— Не возражаешь, если я у тебя посижу?
— Сиди.
— Хочешь «Честерфилд»?
— Нет, спасибо. Вот моя отрава. — Билл понял, что в его настроении нужны героические меры. Пробежав взглядом по ряду трубок, он выбрал пенковую в виде черепа, бережно погладил ее и набил табаком.
— Увы, бедный Йорик, — заявила Тилли, наблюдавшая за его действиями. — То есть… что за вид для воспаленных глаз!
— Тилли, это очень красивая трубка. Кстати… тебе бы понравилось, если бы тебя поцеловал бородатый мужчина?
— Это что, предложение? — заинтересовалась Тилли, закуривая сигарету и не дожидаясь, пока он чиркнет для нее спичкой.

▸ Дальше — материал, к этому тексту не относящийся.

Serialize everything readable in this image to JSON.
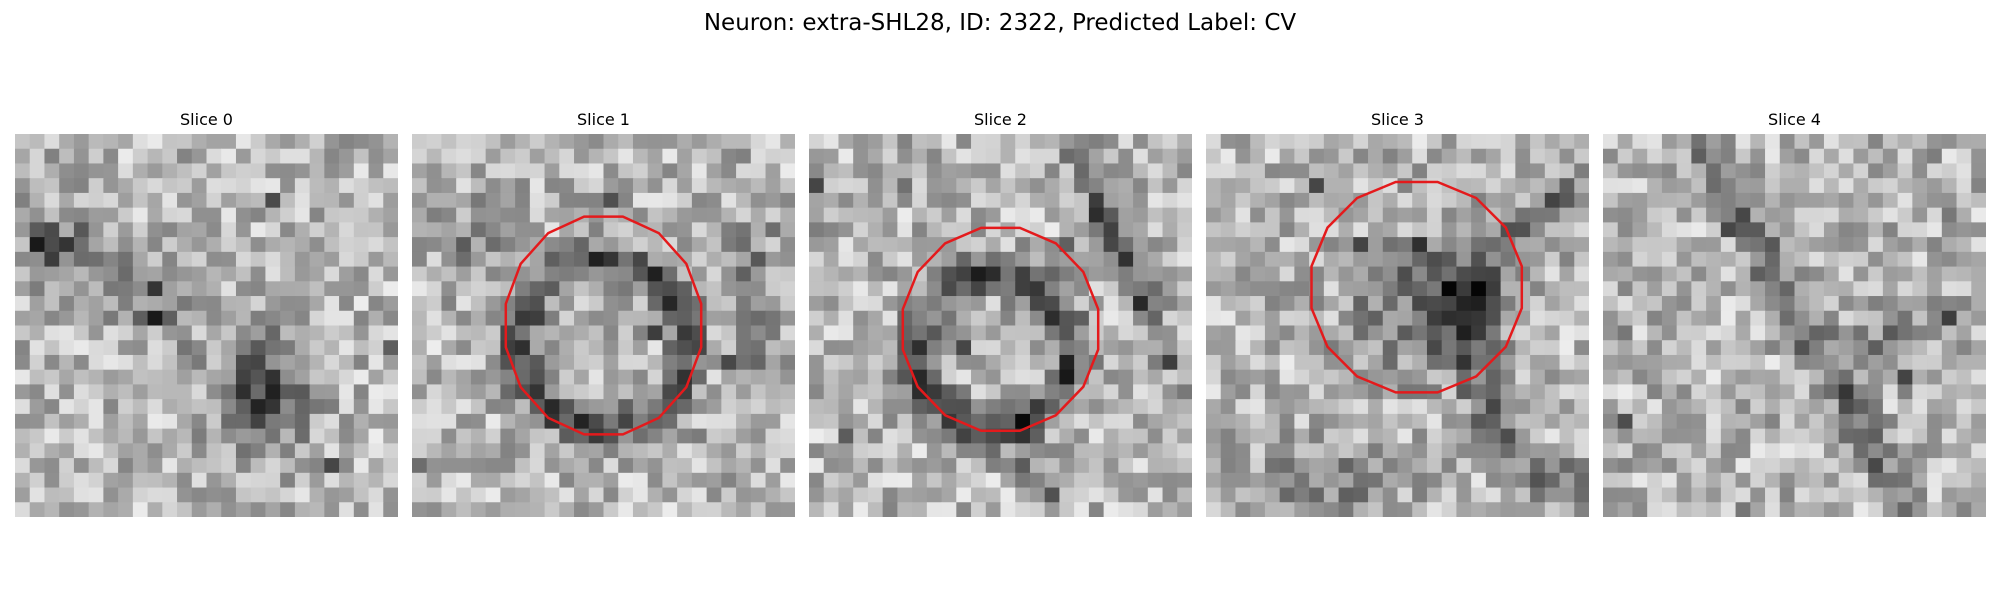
{
  "figure": {
    "title": "Neuron: extra-SHL28, ID: 2322, Predicted Label: CV"
  },
  "colors": {
    "contour": "#e41a1c",
    "background": "#ffffff"
  },
  "panels": [
    {
      "title": "Slice 0",
      "has_contour": false
    },
    {
      "title": "Slice 1",
      "has_contour": true
    },
    {
      "title": "Slice 2",
      "has_contour": true
    },
    {
      "title": "Slice 3",
      "has_contour": true
    },
    {
      "title": "Slice 4",
      "has_contour": false
    }
  ]
}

— Не совсем. То есть… ты, конечно, свет моей жизни…
— Чепуха! — решительно возразила Тилли. Однако тон ее был немного другой, чем обычно, когда они пикировались. Она говорила серьезно и даже немного рассеянно. С тех пор как она вошла, Картрайт чувствовал: ее что-то гнетет и мучает. Она с силой ударила себя по ляжке; в сумерках светил огонек ее сигареты. — В чем дело, милый? — спросила она другим тоном. — Похмелье замучало?
— Да.
Тилли склонилась вперед. На лице ее появилось такое таинственное выражение, что Картрайт инстинктивно оглянулся — убедиться, что их не подслушивают. Она подняла брови и посмотрела на него в упор. Потом воровато показала на дверь, ведущую в кабинет Моники.
— Неужели?..
— Да.
Тилли задумалась. Лицо сделалось еще загадочнее, еще таинственнее. Спрыгнув со стола, она на цыпочках подошла к закрытой двери в кабинет Моники и прислушалась. Яростный шквал ударов по клавишам, видимо, удовлетворил Тилли. Так же на цыпочках она прошла назад, склонилась над Биллом и воззрилась ему в лицо. Ее манеры обезоруживали. Когда речь шла о пустяках, она говорила своим обычным, хрипловатым голосом; если разговор заходил о чем-то важном, она немедленно понижала голос до шепота, сопровождая свои высказывания выразительными гримасами.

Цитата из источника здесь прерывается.